Greek chapter housing is also equipped with alarm and sprinkler systems similar to the ones used in dorms, he said. The fire department inspects the systems frequently, he said.

Arrests for alcohol violations and drug violations both decreased between 2017 and 2018, according to the report. There were 75 arrests for alcohol violations in 2017 and 63 in 2018.

Thirty-seven people were arrested for drug violations in 2017 compared to 26 people in 2018.

Alcohol referrals increased from 234 cases in 2017 to 252 in 2018, according to the report. There were 11 fewer drug violations in 2018.

The number of reported burglaries also decreased from 23 cases in 2017 compared to 10 in 2018, according to the Clery report.

One case of burglary was reported in 2018 at the WSU Extension sites, which includes academic centers, agriculture research centers and county learning centers, according to the report. No other crimes were reported at these sites.

Larsen said some incidents are counted, but labeled as unfounded crimes. This includes investigated crimes with insufficient evidence.

He said in some cases, the incident reported never happened.

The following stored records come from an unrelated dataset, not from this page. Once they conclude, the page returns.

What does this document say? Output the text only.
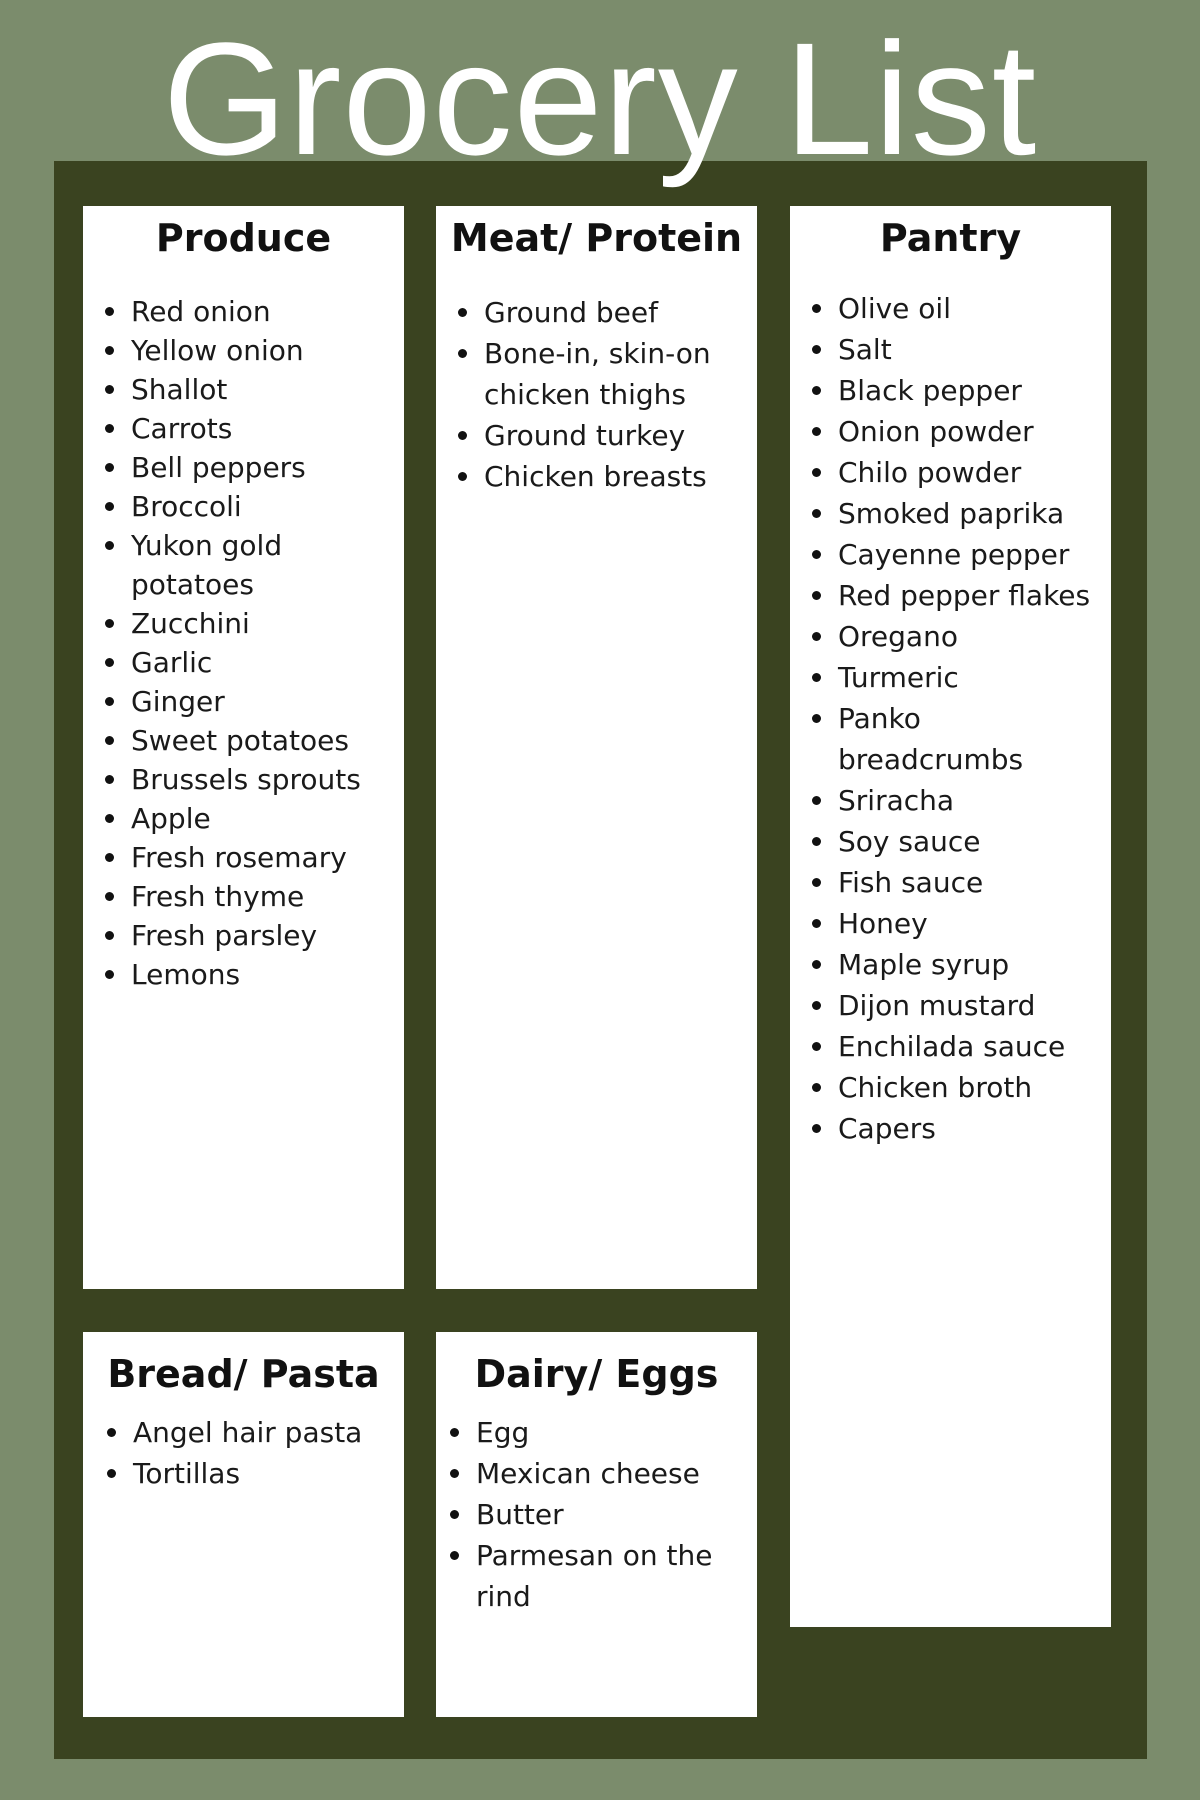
Grocery List
Produce
Red onion
Yellow onion
Shallot
Carrots
Bell peppers
Broccoli
Yukon gold potatoes
Zucchini
Garlic
Ginger
Sweet potatoes
Brussels sprouts
Apple
Fresh rosemary
Fresh thyme
Fresh parsley
Lemons
Meat/ Protein
Ground beef
Bone-in, skin-on chicken thighs
Ground turkey
Chicken breasts
Pantry
Olive oil
Salt
Black pepper
Onion powder
Chilo powder
Smoked paprika
Cayenne pepper
Red pepper flakes
Oregano
Turmeric
Panko breadcrumbs
Sriracha
Soy sauce
Fish sauce
Honey
Maple syrup
Dijon mustard
Enchilada sauce
Chicken broth
Capers
Bread/ Pasta
Angel hair pasta
Tortillas
Dairy/ Eggs
Egg
Mexican cheese
Butter
Parmesan on the rind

“Maybe it’s a football game weekend and sometimes people get intoxicated, and then they can’t remember where their car is parked,” he said. “They come in to record their car stolen and then we look for it, and it was never stolen.”

Laura Egan, senior director of programs at the Clery Center, said the act is meant to help students hold universities accountable for campus crime prevention and safety.

“We stress the value the Clery Act brings to campuses in providing a more clear picture of what violence looks like at their institution,” she said. “And what they can do to best respond to and prevent that violence, creating safer campuses for all students and employees.”

Egan said if an institution is found not compliant with the Clery Act, it can be charged a fine through a Department of Education program review. The university will also be required to correct whatever it is doing wrong.

Fines are about $57, 901 per violation for not complying with Clery, Egan said.

Larsen said the Clery Report is used to track broad categories of crimes in the area.

“I wish it was a little bit more consistent from place to place,” he said. “But it’s a good thing that keeps law enforcement on their toes.”